Facebook told the Times that the device makers can only harness social network account information to provide versions of the "Facebook experience," although the Times reporting shows that device makers seemed to have access to information that went beyond what was necessary to build useful apps. Facebook's rebuttal also leans heavily on an explanation that many of those data agreements with smartphone companies were struck when it was common for BlackBerry, Samsung and others to have customized apps for people to use their social network accounts. (A conventional Facebook smartphone app didn't even exist until 2012.)

But while Facebook focuses on the past, it doesn't explain why it didn't stop or significantly revise those data-sharing partnerships with hardware makers years ago.
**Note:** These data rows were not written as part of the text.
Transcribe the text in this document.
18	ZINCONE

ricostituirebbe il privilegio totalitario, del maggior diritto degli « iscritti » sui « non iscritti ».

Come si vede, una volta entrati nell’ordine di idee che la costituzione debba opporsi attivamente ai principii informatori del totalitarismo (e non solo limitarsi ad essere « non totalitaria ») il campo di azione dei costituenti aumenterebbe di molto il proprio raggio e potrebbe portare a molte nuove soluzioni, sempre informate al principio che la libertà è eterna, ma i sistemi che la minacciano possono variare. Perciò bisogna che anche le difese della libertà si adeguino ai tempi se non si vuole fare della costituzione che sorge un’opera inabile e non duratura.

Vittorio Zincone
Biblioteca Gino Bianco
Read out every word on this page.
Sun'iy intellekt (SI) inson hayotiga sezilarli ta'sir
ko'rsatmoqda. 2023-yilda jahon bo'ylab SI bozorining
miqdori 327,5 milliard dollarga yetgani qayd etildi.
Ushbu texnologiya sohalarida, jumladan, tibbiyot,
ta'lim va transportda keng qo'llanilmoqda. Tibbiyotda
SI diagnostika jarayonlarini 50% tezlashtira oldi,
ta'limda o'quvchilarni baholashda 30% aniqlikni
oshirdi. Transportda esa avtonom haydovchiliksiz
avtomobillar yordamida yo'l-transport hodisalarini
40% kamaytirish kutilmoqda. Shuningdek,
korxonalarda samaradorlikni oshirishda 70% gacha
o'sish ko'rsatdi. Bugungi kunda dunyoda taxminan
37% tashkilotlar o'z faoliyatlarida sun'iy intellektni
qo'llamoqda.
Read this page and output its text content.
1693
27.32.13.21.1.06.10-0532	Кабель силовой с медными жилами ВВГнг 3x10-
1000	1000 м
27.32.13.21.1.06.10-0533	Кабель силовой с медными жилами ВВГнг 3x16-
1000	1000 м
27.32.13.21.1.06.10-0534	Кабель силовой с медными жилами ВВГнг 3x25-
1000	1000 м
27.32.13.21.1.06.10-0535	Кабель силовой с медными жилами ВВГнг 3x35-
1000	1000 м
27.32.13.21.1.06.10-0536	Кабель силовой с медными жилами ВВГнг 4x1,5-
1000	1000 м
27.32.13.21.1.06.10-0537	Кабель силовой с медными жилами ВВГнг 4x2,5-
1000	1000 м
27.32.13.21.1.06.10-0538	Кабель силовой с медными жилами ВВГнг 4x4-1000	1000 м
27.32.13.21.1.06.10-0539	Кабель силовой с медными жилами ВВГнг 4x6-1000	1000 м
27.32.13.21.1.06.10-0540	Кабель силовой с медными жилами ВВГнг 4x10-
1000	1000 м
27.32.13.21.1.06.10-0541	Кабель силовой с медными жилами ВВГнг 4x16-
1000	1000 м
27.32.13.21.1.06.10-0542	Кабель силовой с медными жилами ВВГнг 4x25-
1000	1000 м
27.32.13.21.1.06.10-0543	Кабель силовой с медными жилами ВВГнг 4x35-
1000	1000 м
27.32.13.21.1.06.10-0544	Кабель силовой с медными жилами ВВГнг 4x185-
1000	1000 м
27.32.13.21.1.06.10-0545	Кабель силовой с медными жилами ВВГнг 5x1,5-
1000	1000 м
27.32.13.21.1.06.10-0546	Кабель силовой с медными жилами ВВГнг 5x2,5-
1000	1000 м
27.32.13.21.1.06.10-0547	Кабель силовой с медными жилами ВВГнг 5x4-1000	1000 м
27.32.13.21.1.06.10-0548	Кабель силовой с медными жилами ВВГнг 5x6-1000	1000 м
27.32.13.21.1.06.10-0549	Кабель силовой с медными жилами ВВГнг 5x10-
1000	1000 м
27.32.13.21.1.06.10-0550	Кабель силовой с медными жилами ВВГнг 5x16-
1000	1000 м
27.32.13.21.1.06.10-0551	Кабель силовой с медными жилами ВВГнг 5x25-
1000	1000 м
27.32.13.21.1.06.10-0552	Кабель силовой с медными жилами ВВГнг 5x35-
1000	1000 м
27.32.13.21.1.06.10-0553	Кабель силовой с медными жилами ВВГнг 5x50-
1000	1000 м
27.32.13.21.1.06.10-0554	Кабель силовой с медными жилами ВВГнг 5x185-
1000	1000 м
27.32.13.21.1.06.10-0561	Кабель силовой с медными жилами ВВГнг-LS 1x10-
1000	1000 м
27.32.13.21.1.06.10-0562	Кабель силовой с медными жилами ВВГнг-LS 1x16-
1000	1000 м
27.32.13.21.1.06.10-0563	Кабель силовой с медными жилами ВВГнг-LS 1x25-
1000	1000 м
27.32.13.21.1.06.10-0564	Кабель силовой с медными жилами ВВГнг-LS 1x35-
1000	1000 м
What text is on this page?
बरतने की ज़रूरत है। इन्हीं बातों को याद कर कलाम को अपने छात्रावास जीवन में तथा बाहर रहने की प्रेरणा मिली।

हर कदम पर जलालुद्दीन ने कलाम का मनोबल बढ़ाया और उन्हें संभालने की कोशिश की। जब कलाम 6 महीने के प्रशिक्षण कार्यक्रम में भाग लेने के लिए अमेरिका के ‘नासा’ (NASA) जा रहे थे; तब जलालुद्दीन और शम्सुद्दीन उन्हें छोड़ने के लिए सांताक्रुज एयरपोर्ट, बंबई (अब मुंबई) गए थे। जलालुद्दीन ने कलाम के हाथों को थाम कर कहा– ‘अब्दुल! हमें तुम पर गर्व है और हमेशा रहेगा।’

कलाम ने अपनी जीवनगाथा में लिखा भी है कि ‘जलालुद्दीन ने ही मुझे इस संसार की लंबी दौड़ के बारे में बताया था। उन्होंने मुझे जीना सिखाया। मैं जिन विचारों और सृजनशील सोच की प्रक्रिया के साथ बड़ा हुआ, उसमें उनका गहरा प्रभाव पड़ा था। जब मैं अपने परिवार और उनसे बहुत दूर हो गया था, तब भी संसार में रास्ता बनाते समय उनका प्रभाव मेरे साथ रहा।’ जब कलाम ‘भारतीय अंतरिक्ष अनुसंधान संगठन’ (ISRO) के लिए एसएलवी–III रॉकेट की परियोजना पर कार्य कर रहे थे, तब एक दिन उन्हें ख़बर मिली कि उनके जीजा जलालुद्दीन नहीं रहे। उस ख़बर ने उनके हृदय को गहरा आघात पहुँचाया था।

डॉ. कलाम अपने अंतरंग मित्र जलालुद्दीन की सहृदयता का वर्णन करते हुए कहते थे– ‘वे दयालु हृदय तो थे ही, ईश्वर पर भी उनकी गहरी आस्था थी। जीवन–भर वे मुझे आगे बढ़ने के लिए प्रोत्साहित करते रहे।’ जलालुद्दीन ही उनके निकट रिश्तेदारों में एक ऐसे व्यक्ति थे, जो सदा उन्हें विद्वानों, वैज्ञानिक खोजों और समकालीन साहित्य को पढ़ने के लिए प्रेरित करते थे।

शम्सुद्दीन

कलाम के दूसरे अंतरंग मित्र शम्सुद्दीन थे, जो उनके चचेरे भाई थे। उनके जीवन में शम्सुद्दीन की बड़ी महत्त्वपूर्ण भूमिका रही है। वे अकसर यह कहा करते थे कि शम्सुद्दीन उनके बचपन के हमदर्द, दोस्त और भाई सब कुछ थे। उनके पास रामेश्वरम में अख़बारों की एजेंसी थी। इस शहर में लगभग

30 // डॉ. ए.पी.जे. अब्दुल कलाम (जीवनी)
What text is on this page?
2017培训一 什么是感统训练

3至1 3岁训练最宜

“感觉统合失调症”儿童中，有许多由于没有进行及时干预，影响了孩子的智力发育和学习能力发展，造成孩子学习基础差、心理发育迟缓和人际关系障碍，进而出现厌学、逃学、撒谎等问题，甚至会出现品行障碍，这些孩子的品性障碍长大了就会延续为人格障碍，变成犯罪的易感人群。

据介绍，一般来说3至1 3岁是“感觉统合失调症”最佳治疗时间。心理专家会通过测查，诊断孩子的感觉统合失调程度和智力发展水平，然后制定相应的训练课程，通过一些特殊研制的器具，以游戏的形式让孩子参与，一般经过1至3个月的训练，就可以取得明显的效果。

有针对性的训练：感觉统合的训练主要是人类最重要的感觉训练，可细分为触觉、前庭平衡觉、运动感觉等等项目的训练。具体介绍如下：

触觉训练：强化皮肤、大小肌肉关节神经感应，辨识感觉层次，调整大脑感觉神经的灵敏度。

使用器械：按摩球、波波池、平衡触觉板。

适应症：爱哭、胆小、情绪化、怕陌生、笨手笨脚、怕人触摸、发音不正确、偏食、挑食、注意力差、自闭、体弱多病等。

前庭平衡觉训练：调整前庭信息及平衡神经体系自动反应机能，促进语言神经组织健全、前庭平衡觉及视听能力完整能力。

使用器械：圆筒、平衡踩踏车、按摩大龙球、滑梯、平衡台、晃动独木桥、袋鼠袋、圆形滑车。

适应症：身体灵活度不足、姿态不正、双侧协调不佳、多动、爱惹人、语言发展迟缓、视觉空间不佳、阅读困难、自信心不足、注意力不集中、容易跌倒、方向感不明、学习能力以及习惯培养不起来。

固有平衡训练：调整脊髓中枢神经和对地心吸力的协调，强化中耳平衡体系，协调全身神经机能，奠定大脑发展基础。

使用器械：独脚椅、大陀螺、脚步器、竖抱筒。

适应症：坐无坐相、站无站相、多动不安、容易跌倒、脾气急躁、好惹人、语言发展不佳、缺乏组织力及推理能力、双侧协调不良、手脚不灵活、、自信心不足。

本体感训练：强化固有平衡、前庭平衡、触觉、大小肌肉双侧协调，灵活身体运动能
It's the same question I had in April when Facebook announced a wave of restrictions on how outside parties could access information from the social network's 2 billion users. It shouldn’t have taken so many years and so many Facebook crises over lax data-sharing for the company to end outside companies' access to certain information, including a feature that allowed third parties to see what private events people had indicated on Facebook that they planned to attend.

Remember, the company has been in damage-control mode since March, when the Times was among the news organizations that disclosed details about how the mysterious political consulting firm Cambridge Analytica was able to obtain information on tens of millions of Facebook users largely without their knowledge or permission, thanks to an endless series of data barn doors that Facebook had left open. 

Facebook must know at this point that regulators and politicians smell blood when it comes to the company. Every article that contains the words "Facebook" and "potential privacy violation" compounds the sense that the social network is an irresponsible steward of people's information. 

Facebook even is disingenuous when it is trying to be complimentary. Facebook's rebuttal begins by saying it has mostly agreed with prior concerns the Times has raised "about the controls over Facebook information shared with" outside companies such as Cambridge Analytica. In fact, Facebook appeared to have stonewalled the Times and another news organization before the first wave of stories about Cambridge Analytica in March, then quibbled over verbal semantics and pointed the blame at people associated with Cambridge Analytica rather than take stock of what Facebook had done wrong. It’s laughable for Facebook to now say it has nodded its head in agreement when the newspaper questioned the company's control over user data. 

Facebook's inability to respond sensibly to critiques isn't a trivial matter for investors. I genuinely wonder whether Facebook would be in a penalty box today with politicians and the public if the company hadn't fought against the first news reports about Cambridge Analytica, and instead done a full accounting of its role. 

To me, the company's latest ham-handed response to criticism shows that Facebook still isn’t interested in making sure the public understands what it does. It's still not interested in holding itself accountable —  and it’s still not interested in becoming more transparent, despite saying that's what it wants to do.